The sell-off has been driven by heavy harvest selling pressure in the northern hemisphere and improved crop prospects for canola in Canada with a continued benign weather outlook for the current crop. Crop forecasts for Canadian canola for the 2022/23 season are as high as 19 million tonnes, a return to average after the drought impacted 2021/22 crop that came in at 12.6mt.
The Canadian canola crop condition is rated at 73 per cent good/excellent compared to 80pc in 2021 (prior to going into drought) and on par with the 10-year average. With only recent western rains providing relief and excess moisture in the east, final area and production figures could be slightly lower than the current forecasts.
Global oilseed production is currently forecast to increase by around 8pc year-on-year due to improved canola production in Canada and the EU, in combination with a large soybean increase in South America.

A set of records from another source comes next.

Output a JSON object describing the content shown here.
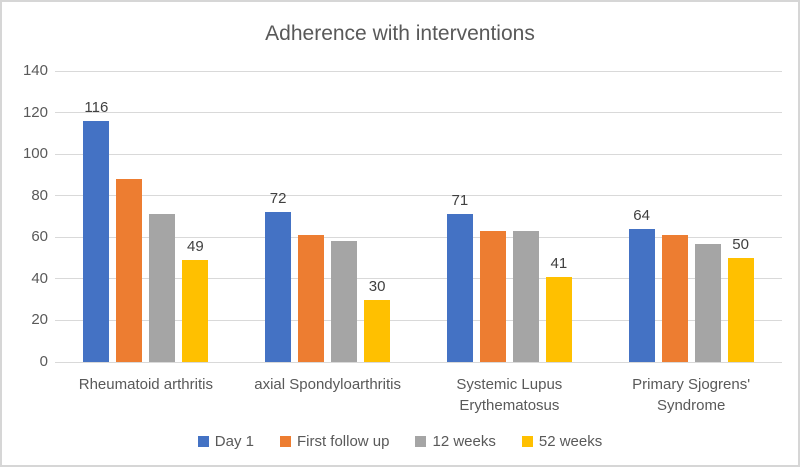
{
  "chart_data": {
    "type": "bar",
    "title": "Adherence with interventions",
    "categories": [
      "Rheumatoid arthritis",
      "axial Spondyloarthritis",
      "Systemic Lupus Erythematosus",
      "Primary Sjogrens' Syndrome"
    ],
    "series": [
      {
        "name": "Day 1",
        "color": "#4472C4",
        "values": [
          116,
          72,
          71,
          64
        ],
        "show_labels": true
      },
      {
        "name": "First follow up",
        "color": "#ED7D31",
        "values": [
          88,
          61,
          63,
          61
        ],
        "show_labels": false
      },
      {
        "name": "12 weeks",
        "color": "#A5A5A5",
        "values": [
          71,
          58,
          63,
          57
        ],
        "show_labels": false
      },
      {
        "name": "52 weeks",
        "color": "#FFC000",
        "values": [
          49,
          30,
          41,
          50
        ],
        "show_labels": true
      }
    ],
    "visible_data_labels": [
      116,
      49,
      72,
      30,
      71,
      41,
      64,
      50
    ],
    "y_axis": {
      "min": 0,
      "max": 140,
      "step": 20,
      "ticks": [
        "0",
        "20",
        "40",
        "60",
        "80",
        "100",
        "120",
        "140"
      ]
    },
    "xlabel": "",
    "ylabel": "",
    "grid": true,
    "legend_position": "bottom",
    "colors": {
      "title_text": "#595959",
      "axis_text": "#595959",
      "data_label_text": "#404040",
      "gridline": "#d9d9d9",
      "frame_border": "#d6d6d6",
      "background": "#ffffff"
    }
  }
}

Meanwhile, Ukraine rapeseed production is forecast to increase to 3.75mt (USDA May forecast 3.2mt) up from 2.93mt in 21/22 season with the area planted to rapeseed increasing from 1 million hectares to 1.4 million ha, a 14-year high. The area planted to rapeseed is concentrated in western Ukraine which is further from the hostilities affecting the Black Sea ports. Around 90pc of Ukraine rapeseed exports are to Europe and these supply lines, although stretched, are less affected compared to cereal exports.
The United States Department of Agriculture crop report, released on Friday, pegged soybean acres up 1pc at 88.3 million acres. Last week the NASS crop progress report rating for US soybean crop of good / excellent fell 3pc to 65pc. This is forecast to decline another 1 or 2pc lower this week on the back of dry and hot weather. While this news would be seen as bullish, soybean futures fell on fund liquidation before the July 4 holiday weekend in the US; bearish seasonal trends and technical selling added further pressure.
The weekly commitment of traders report for CME soybeans saw funds reduce their net long positions by around 30,000 contracts. Funds are now net long 125,000 contracts, the smallest position since January and down from 153,000 contracts in mid-May when the Nov22 soybean futures price peaked at US$1588c/bu.
As new crop supplies become available and markets gain greater certainty over a modest rebound in global oilseed production, global oilseed prices are likely to remain relatively low in the short term. In the absence of any market shocks, seasonal price lows are expected in September. A reassessment of global stocks-to-use post northern hemisphere harvest in October will help provide market direction ahead of the Aussie canola harvest.